Ukrainian President Volodymyr Zelensky on Friday welcomed the wide range of countries represented in the talks that began on Saturday, including developing countries hit hard by the surge in food prices triggered by the war.
“This is very important because, on issues such as food security, the fate of millions of people in Africa, Asia and other parts of the world directly depends on how fast the world moves to implement the peace formula,” he said.
Russia last month halted its participation in a United Nations-brokered grain deal that enabled the shipment of Ukrainian produce through the Black Sea to parts of the world struggling with hunger.

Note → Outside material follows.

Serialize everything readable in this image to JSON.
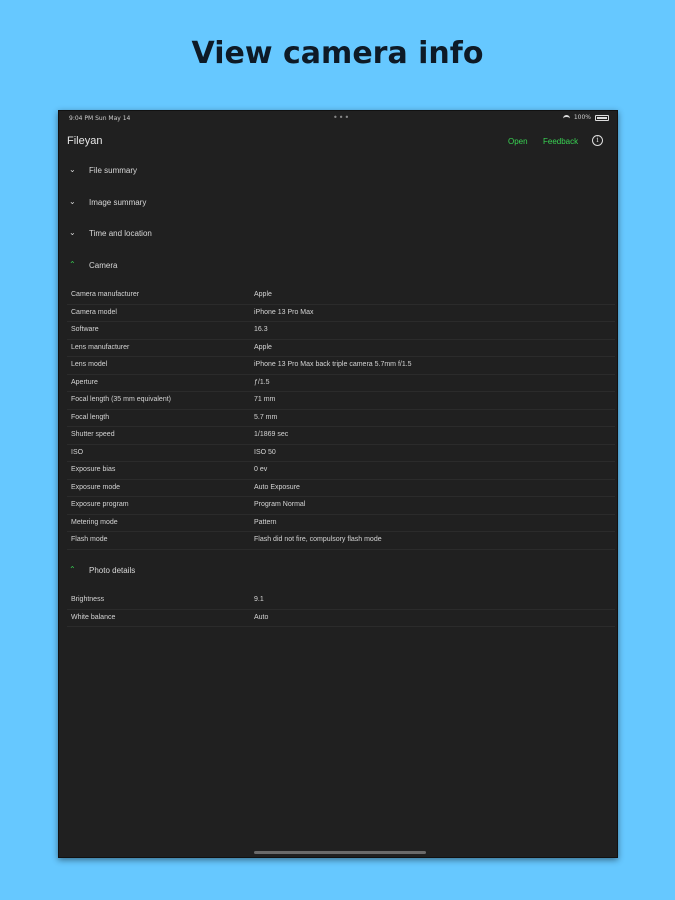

Zelensky stated he hoped the initiative will lead to a “peace summit” of world leaders this autumn to endorse the principles, which he believed should be based on Kyiv’s 10-point formula for a settlement.
Ukraine’s formula includes respect for its territorial integrity and the withdrawal of Russian troops from territories that Moscow claims to have annexed.
The forum excludes Russia, which has rejected Ukraine’s peace formula. The Kremlin announced it will “keep an eye” on the meeting.
Kremlin spokesman Dmitry Peskov said earlier this week that Russia would “need to understand what goals are set and what will be discussed”.
“Any attempt to promote a peaceful settlement deserves a positive evaluation,” he added.
The summit is important for Ukraine as it presented an opportunity to reach out to nations that have remained neutral, including India and Brazil. Especially significant was the attendance of China, a staunch Russian ally.
China, which says it is a neutral party in the conflict but has been criticised by Western capitals for refusing to condemn the invasion of Ukraine, announced on Friday it would participate in the Jeddah talks by sending Special Envoy for Eurasian Affairs Li Hui.
“We have many disagreements and we have heard different positions, but it is important that our principles are shared,” he said.
Wang Wenbin, a spokesperson at the Chinese ministry, stated in a statement that “China is willing to work with the international community to continue to play a constructive role in promoting a political solution to the crisis in Ukraine.”
Beijing and Moscow have repeatedly spoken of their strong relations since presidents Xi Jinping and Vladimir Putin announced a “no limits” partnership in February 2022, when Putin visited Beijing.
However, China’s embassy in Russia on Friday criticised the treatment of five Chinese citizens who were refused entry into Russia, calling the incident inconsistent with the overall friendly relations between the two countries.
Saudi Arabia said the weekend talks underscored Riyadh’s “readiness to exert its good offices to contribute to reaching a solution that will result in permanent peace,” the official Saudi Press Agency (SPA) reported.
Saudi Arabia, the world’s biggest crude exporter which works closely with Russia on oil policy, has touted its ties to both Moscow and Kyiv and positioned itself as a possible mediator in the war.
The SPA report added the kingdom anticipated the meeting would reinforce “dialogue and cooperation … to ensure a solution for the crisis through political and diplomatic means”.
Crown Prince Mohammed bin Salman, the kingdom’s de facto ruler, was isolated following the 2018 slaying of Jamal Khashoggi, a Saudi columnist for The Washington Post, at the Saudi consulate in Istanbul. But the energy crisis produced by the Ukraine war elevated Saudi Arabia’s global importance, helping to facilitate his rehabilitation.
Saudi Arabia has backed UN Security Council resolutions denouncing Russia’s invasion as well as its unilateral annexation of territory in eastern Ukraine.
The meeting follows Ukraine-organised talks in Copenhagen in June that were designed to be informal and did not yield an official statement.
In May, the kingdom hosted Zelensky at an Arab League summit in Jeddah, where the Ukrainian president accused some Arab leaders of turning “a blind eye” to the horrors of Russia’s invasion.